Today is the day for any unlikely event you care to see come to pass because tonight will be a genuine blue moon. A blue moon is the second full moon occurring in a calendar month, and that’s what you’ll get (weather permitting) tonight. The origin of the term blue moon is a little less clear. According to Wikipedia (oh dispenser of undisputed truth):
“The suggestion has been made that the term "blue moon" for "intercalary month" arose by folk etymology, the "blue" replacing the no-longer-understood belewe "to betray". The original meaning would then have been "betrayer moon", referring to a full moon which would "normally" (in non-intercalating years) be the full moon of spring, while in intercalating year, it was "traitorous" in the sense that people would have had to continue fasting for another month in accordance with the season of Lent.”
This explanation seemed a little contrived for me, though. I mean a lot of the English language can trace its origin back to biblical references, but Lent is a once-a-year thing and to have a moon named after something that's rare at best doesn't sit well with me. Digging into the Old Farmer’s Almanac confirmes the belewe reference, but also gives a second possible origin of the term:
“…in the March 1999 issue of Sky & Telescope magazine, author Phillip Hiscock revealed one somewhat confusing origin of this term. It seems that the modern custom of naming the second full Moon of a month "blue," came from an article published in the March 1946 Sky & Telescope magazine. The article was "Once in a Blue Moon," written by James Hugh Pruett. In this article, Pruett interpreted what he read in a publication known as the Maine Farmers' Almanac (no relation to this Farmers' Almanac, published in Lewiston, Maine), and declared that a second full Moon in a calendar month is a "Blue Moon."
However, after reviewing the Maine Farmer's Almanac, Hiscock found that during the editorship of Henry Porter Trefethen (1932 to 1957), the Maine Farmers' Almanac made occasional reference to a Blue Moon, but derived it from a completely different (and rather convoluted) seasonal rule.
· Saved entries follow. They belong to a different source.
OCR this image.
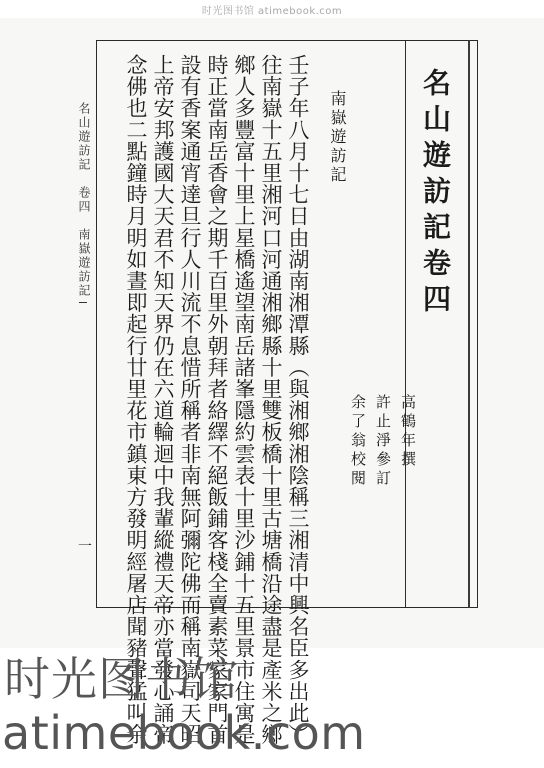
时光图书馆 atimebook.com
名山遊訪記卷四
高鶴年撰
許止淨參訂
余了翁校閱
南嶽遊訪記
壬子年八月十七日由湖南湘潭縣（與湘鄉湘陰稱三湘清中興名臣多出此）
往南嶽十五里湘河口河通湘鄉縣十里雙板橋十里古塘橋沿途盡是產米之鄉
鄉人多豐富十里上星橋遙望南岳諸峯隱約雲表十里沙鋪十五里景市住寓是
時正當南岳香會之期千百里外朝拜者絡繹不絕飯鋪客棧全賣素菜家家門首
設有香案通宵達旦行人川流不息惜所稱者非南無阿彌陀佛而稱南嶽司天昭
上帝安邦護國大天君不知天界仍在六道輪迴中我輩縱禮天帝亦當發心誦帝
念佛也二點鐘時月明如晝即起行廿里花市鎮東方發明經屠店聞豬聲猛叫余
名山遊訪記　卷四　南嶽遊訪記
一
时光图书馆
atimebook.com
As simply as can be described, according to Trefethen's almanac, there are normally three full Moons for each season of the year. But when a particular season ends up containing four full Moons, then the third of that season is called a Blue Moon! To make matters more confusing, the beginning of the seasons listed in Trefethen's almanac were fixed. A fictitious or dynamical mean Sun produced four seasons of equal length with dates which differed slightly from more conventional calculations. So, basically the current use of "Blue Moon" to mean the second full Moon in a month can be traced to a 55-year-old mistake in Sky & Telescope magazine.”
Regardless of which origin you believe, the term blue moon has influenced everything from beer to music to literature. It has a kind of poetry, a wistfulness and quiet desperation that nests deep inside so much good literature. A current favorite of mine is the poem The Blue Moon by James Francis Carlin MacDonnell.
The Blue Moon
Memory is as blue
As the small flax-flower’s dew,
The twilight’s distant skies
And your far eyes:
Blue as the meadows seen
In reality as green;
Blue as the broad moon-light
That is really white.
Memory is as blue
As the world that relates to you,
From the heavens over all,
To your blue shawl:
Blue as the roads that may
Once more be dusty grey,
For one whose sight of mind
Memory as blue
As the winds that sally through
The dark blue shadows, deep
In your blue sleep:
Blue as your lips, to be
That red reality,
Which I shall meet when the light
Of the moon is white.
So, get out there under that old blue moon with the one you love and make the most of this August night!